Krumbach (Schwaben): Vereinsheim | Billenhausen: Für Schützenvorstand Norbert Heiligmann war es eine Freude, nach dem langen, Corona-bedingten Stillstand des Schützenwesens mit über einjähriger Verspätung endlich die Meister und Schützenkönige des Jahres 2020 ehren zu können.
Veronika Döring konnte er zum vierten Mal in Folge mit der Jugendschützenkette auszeichnen. Mit ihrem 53,6-Teiler ist sie nun fünfmal Schützenkönigin und ihren männlichen Konkurenten Felix Ruf (69,5-Teiler) und Rene Bronnhuber (86,1-Teiler) blieben wiederum nur die Wurst- und Brezenkönigsehren.
Bei den frei schießenden Damen, Herren und Senioren sicherte sich die jüngste Schützin dieser Klassen, Nadja Lammel, mit einem 22,0-Teiler die Königs-Schützenkette ebenfalls bereits zum fünften Mal und überlies ihren männlichen Konkurrenten Helmut Lerchner (28,8 Teiler mit der Schlinge) und Hermann Thalhofer (32,1-Teiler mit der Pistole) die Wurst- und Brezen-Königsketten.
Das Trio der Königinnen vervollständigte Ingrid Heiligmann als Auflagekönigin mit einem 6,0-Teiler, mit dem sie auf der Königsscheibe der Auflageschützen verewigt wurde. Der 6,3-Teiler des letztjährigen Auflagekönigs Karl Heiligmann reichte damit nur noch zum ersten Ritter. Zweiter Ritter wurde Gerhard Schmid mit einem 11,4-Teiler.

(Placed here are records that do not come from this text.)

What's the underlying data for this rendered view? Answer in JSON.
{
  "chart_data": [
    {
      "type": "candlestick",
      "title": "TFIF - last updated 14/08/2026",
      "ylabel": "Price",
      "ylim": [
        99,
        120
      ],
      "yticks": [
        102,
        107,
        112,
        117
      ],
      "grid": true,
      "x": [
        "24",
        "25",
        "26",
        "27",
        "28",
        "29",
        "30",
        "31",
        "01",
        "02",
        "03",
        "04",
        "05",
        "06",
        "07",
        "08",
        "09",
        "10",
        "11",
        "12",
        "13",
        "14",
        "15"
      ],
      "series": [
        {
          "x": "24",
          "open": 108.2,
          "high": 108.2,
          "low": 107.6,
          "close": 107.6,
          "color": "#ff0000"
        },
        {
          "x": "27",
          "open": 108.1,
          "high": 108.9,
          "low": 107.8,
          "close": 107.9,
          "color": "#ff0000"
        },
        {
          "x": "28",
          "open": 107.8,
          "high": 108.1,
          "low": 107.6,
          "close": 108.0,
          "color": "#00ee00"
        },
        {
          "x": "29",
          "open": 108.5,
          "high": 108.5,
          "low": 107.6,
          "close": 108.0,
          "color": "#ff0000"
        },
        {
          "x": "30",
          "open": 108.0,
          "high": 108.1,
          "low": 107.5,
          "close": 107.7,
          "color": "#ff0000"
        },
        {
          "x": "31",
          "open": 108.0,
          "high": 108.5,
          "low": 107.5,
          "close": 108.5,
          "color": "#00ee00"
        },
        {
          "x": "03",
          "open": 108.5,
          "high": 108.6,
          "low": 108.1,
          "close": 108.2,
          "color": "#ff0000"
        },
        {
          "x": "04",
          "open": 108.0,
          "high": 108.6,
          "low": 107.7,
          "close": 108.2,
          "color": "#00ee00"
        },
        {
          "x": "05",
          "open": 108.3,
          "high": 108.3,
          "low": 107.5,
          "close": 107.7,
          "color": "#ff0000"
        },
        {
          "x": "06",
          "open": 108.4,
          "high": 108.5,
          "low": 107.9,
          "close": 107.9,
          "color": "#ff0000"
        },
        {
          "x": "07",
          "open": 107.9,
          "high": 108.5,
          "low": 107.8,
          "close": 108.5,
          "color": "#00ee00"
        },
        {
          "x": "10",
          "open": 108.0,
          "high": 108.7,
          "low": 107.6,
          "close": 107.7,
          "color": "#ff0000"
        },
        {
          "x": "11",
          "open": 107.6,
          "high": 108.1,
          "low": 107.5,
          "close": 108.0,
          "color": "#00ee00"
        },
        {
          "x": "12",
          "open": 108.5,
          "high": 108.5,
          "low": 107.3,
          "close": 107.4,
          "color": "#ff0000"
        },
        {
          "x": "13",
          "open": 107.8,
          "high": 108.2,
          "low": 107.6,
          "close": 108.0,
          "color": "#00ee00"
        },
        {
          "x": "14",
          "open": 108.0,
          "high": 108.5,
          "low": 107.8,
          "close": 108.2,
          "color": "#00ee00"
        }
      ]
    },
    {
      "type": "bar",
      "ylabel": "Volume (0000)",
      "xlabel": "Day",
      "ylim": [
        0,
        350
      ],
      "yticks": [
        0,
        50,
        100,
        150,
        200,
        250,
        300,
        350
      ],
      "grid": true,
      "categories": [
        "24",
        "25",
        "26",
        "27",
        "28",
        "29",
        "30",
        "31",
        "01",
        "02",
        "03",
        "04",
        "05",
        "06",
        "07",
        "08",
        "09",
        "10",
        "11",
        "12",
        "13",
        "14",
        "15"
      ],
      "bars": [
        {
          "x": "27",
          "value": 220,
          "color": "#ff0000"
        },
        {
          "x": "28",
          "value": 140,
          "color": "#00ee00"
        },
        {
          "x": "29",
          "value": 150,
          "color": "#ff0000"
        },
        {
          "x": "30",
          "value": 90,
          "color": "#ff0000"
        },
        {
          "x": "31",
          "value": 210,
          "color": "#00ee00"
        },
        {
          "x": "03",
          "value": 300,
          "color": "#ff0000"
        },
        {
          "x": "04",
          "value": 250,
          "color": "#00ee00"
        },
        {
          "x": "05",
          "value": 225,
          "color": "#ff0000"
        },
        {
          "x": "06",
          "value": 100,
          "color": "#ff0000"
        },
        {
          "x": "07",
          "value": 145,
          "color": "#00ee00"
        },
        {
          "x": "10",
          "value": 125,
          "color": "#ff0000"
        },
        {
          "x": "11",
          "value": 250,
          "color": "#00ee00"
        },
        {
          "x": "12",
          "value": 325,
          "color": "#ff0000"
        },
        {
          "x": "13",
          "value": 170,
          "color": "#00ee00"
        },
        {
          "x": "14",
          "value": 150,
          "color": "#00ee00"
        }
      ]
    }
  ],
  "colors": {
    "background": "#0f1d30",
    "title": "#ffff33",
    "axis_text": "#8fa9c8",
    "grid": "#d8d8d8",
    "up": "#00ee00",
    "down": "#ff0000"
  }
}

Bei den Vereinsmeistertiteln zeigten die Schützendamen ebenfalls Flagge, denn Veronika Döring sicherte sich die Vereinsjugendmeisterschaft mit 180 Ringen (97 Ringe Vorrunde und 83 Finale) und Nadja Lammel mit 186 Ringen (94 und 92) die Meisterschaft bei den frei schießenden Schützen. Die Vereinsmeisterschaft der Auflageschützen konnte Alois Heider mit 210 Ringen (105,2 und 104,8) für sich entscheiden.

Mit der bislang höchsten Ringzahl von 1.054,4 sicherte sich Helmut Lerchner den Königsmarathon-Wanderpokal zum siebten Mal.

Den Spitzenplatz beim Preisschießen belegte Hans Mayer mit einem 0,0-Teiler.

Über die vom früheren Vorstand und Ehrenmitglied Karl Heiligmann geschnitzte Geburtstags-Scheibe konnte sich Juniorenschütze Rene Bronnhuber freuen, da er mit einer Differenz von 1,6 Ringen dem zu treffenden 75-Teiler am nächsten kam.